Temporary contracts central in DOL investigation

On March 30, the U.S. Department of Labor announced has recovered $245,351 in back wages for 117 employees of a greenhouse tomato grower in Madison, Maine. According to DOL, it failed to comply with federal laws governing wages and working conditions for agricultural temporary guest workers, U.S. workers and workers in corresponding employment.

Backyard Farms agreed to resolve this DOL investigation in 2020 which involved a payroll error for an approximately 1 week period in February 2019 for 117 workers. This payroll error was for a period of one week and consisted of $1.83 per hour per worker, resulting in a total adjustment of approximately $7,000. The company corrected the issue and paid the workers in connection with the resolution.

Investigators with the department’s Wage and Hour Division found that Backyard Farms LLC violated the labor provisions of the H-2A Temporary Agricultural Visa Program and the Migrant and Seasonal Agricultural Worker Protection Act . 

In 2019, Backyard Farms also terminated 14 temporary contract staffing workers for performance related issues within the 30-day period prior to the H2A contract start date. Under the H2A rules, it is generally not permissible to separate employment with a worker during this 30-day period. Backyard Farms disputed the DOL’s findings that the local U.S. workers were terminated in favor of incoming foreign, H2A workers during this 30-day period. Backyard Farms ultimately resolved the dispute with the DOL and paid the workers for the entire 2019 ten-month season.

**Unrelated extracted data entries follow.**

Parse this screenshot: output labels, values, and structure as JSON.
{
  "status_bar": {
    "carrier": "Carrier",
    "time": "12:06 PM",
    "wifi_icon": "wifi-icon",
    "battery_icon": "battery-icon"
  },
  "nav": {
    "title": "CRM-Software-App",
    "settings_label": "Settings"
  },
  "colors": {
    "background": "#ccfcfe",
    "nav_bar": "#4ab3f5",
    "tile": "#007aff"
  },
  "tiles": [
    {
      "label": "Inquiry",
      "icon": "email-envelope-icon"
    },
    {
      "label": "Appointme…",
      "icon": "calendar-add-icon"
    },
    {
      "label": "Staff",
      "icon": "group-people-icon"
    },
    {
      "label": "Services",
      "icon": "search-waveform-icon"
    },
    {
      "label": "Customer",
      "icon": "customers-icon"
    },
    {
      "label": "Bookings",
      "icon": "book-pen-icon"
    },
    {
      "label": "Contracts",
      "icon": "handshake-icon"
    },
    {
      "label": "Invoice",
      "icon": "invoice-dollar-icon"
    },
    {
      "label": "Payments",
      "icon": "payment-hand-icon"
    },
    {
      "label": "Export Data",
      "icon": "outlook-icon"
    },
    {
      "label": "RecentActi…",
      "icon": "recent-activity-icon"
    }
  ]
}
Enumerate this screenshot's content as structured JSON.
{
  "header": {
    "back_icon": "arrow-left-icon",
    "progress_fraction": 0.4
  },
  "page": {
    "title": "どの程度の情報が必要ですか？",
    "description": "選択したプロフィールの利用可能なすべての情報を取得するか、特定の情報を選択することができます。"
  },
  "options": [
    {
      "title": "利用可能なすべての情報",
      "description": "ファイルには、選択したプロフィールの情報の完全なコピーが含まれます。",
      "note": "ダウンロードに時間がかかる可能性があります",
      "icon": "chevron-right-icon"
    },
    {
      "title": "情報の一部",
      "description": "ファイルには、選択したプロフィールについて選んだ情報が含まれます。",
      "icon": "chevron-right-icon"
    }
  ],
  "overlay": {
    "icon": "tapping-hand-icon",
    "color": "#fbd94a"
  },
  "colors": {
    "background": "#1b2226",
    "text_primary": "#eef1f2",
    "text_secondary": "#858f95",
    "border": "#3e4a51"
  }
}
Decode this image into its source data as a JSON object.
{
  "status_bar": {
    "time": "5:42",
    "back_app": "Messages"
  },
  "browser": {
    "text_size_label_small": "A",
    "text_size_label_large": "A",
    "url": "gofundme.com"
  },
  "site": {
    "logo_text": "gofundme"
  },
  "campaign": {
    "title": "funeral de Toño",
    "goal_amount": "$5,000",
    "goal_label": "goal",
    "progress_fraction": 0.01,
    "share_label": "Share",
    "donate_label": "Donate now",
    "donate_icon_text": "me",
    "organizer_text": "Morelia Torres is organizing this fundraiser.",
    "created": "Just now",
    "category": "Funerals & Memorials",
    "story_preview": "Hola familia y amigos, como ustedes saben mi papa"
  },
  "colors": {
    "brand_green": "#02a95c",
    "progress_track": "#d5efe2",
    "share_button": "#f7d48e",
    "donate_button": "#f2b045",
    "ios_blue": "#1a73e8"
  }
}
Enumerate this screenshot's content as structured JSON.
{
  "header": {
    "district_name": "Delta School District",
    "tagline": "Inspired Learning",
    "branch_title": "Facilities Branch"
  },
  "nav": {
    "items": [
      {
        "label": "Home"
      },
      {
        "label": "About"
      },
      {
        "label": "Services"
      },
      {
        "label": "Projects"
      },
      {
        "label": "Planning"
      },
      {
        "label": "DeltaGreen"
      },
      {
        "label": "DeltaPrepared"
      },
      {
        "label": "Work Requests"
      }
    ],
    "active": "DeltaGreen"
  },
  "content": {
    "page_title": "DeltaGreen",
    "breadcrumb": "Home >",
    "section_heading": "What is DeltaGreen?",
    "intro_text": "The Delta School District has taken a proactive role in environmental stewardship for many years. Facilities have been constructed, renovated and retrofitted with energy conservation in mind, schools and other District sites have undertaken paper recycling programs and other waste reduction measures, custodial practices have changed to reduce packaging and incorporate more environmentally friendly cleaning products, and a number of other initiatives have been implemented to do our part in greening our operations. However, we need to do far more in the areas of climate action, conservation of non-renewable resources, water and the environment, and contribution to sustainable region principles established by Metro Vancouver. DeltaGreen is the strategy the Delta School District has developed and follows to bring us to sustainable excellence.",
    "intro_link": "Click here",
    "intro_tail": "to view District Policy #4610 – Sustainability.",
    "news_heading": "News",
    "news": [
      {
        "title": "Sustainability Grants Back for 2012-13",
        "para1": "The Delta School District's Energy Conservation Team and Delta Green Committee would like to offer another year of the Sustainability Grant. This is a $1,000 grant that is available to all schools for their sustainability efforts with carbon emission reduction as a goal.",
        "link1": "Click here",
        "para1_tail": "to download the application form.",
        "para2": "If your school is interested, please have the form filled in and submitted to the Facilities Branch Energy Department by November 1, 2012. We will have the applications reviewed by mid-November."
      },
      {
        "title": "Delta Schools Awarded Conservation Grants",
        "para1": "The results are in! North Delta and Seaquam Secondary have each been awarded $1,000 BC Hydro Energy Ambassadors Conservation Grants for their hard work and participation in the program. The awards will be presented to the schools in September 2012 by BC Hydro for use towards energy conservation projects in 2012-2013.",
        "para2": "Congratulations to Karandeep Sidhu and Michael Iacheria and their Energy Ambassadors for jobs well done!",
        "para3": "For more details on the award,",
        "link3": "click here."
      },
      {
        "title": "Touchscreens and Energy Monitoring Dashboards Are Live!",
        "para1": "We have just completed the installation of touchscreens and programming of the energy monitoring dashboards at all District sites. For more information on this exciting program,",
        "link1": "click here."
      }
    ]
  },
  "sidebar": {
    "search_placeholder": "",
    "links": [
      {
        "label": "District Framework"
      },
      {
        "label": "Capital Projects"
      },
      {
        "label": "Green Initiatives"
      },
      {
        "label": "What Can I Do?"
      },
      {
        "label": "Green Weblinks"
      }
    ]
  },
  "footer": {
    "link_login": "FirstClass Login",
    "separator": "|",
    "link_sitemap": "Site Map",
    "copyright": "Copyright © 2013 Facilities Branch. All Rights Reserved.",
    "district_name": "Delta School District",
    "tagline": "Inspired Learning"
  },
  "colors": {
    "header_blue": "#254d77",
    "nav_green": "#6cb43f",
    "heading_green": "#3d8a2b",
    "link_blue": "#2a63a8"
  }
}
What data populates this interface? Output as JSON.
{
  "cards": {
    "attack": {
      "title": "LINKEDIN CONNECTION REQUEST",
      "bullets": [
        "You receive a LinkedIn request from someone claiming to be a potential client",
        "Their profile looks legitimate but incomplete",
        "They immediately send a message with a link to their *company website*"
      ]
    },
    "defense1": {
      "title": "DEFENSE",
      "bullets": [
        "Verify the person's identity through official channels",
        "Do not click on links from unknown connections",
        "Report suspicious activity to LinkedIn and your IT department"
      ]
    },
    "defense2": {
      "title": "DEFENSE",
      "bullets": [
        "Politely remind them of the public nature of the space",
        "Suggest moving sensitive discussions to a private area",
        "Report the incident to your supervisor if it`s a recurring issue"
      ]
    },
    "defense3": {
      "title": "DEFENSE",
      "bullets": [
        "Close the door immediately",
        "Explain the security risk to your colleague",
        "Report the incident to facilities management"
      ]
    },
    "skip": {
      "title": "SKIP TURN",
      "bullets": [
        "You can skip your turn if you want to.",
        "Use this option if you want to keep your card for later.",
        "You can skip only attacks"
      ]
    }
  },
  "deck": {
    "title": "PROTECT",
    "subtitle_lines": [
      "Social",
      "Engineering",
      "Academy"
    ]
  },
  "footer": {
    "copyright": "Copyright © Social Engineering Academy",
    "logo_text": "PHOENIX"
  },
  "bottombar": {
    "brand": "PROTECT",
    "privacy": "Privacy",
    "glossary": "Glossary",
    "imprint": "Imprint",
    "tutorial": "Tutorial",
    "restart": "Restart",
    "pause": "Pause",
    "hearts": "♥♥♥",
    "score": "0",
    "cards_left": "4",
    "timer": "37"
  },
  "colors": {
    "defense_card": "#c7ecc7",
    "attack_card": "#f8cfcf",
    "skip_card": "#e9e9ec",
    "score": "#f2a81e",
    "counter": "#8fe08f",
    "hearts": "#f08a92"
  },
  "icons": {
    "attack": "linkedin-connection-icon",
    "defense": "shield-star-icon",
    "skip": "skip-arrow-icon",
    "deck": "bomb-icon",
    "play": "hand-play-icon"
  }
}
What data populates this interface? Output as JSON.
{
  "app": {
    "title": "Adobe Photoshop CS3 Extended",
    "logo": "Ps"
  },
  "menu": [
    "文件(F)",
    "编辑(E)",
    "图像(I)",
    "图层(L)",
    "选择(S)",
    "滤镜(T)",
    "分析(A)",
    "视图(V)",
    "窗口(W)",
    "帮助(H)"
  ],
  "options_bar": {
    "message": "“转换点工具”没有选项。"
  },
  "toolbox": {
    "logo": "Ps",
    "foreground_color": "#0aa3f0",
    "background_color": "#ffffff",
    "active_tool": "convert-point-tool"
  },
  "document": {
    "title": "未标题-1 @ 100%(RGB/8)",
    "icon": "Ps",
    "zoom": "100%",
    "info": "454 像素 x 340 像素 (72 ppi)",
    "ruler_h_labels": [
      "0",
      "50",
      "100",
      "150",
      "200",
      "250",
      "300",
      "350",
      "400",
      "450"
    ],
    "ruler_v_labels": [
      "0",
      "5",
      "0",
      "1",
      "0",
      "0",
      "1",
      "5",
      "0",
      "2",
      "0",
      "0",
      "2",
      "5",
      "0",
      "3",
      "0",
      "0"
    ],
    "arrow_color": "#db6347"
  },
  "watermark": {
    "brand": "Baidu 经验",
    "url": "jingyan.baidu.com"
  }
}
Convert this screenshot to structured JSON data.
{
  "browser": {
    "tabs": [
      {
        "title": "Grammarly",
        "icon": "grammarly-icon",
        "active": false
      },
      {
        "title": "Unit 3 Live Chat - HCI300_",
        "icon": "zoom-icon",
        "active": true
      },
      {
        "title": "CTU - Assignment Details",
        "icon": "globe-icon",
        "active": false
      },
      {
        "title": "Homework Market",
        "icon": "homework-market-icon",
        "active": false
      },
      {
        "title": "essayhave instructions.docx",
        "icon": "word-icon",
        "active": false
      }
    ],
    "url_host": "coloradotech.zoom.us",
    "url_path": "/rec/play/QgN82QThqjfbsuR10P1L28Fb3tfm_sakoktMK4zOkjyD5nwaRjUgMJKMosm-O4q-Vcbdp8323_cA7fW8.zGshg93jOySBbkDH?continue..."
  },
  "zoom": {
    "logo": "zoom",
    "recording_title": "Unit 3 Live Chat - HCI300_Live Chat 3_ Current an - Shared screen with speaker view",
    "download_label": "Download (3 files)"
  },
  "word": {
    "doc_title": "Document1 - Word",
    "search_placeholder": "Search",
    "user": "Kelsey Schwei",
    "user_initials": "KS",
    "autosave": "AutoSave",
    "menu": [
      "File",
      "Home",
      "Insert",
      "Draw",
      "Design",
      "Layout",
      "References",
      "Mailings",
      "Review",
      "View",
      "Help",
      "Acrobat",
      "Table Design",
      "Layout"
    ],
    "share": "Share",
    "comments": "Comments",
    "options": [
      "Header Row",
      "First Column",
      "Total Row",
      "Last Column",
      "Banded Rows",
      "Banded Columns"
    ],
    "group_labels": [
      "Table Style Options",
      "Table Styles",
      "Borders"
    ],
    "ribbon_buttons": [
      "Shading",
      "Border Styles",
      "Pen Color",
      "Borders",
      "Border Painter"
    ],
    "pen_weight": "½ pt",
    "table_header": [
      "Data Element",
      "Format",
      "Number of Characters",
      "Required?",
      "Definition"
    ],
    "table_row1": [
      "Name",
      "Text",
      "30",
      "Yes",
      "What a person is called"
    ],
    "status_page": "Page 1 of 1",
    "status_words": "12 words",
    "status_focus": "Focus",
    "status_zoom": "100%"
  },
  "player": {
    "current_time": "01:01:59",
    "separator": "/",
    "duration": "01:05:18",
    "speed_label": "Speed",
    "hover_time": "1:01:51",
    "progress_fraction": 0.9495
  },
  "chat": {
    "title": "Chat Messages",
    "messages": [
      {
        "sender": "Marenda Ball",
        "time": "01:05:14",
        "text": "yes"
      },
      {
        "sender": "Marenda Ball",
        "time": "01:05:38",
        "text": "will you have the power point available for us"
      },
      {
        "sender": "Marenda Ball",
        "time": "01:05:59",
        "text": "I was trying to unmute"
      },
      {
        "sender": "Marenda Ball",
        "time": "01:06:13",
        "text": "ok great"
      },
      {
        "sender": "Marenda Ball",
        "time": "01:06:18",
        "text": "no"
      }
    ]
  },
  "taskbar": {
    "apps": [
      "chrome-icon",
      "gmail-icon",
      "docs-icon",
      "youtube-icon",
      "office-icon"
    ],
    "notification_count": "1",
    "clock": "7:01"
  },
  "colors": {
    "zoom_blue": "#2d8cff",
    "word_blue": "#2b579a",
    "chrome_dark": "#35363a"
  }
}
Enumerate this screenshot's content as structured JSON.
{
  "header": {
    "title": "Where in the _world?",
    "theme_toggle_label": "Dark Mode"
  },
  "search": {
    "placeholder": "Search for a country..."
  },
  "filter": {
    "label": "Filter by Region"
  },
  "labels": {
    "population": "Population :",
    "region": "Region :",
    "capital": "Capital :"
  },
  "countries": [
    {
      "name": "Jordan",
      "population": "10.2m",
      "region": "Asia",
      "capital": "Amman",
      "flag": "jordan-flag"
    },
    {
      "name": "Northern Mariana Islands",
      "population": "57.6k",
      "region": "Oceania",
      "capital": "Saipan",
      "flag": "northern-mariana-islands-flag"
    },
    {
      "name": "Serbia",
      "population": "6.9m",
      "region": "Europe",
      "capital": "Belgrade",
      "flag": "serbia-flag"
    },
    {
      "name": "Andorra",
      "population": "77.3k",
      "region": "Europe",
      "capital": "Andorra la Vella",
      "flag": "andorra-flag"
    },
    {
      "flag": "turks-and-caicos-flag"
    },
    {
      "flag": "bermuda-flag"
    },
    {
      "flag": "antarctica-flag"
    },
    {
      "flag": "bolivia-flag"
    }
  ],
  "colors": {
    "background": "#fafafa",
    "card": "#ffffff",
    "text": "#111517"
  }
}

It’s a standard procedure for the Department of Labor to issue these releases when an investigation is resolved. In a response, Backyard Farms refers to their robust social compliance program audited to SMETA 4-Pillar standards (Sedex Members Ethical Trade Audit). The farm’s most recent audit was July 6, 2020 with zero violations. Backyard Farms says to be committed to fair and equitable treatment of their workers and continues to prefer and primarily employ local workers as opposed to the significantly more expensive and complex H2A process.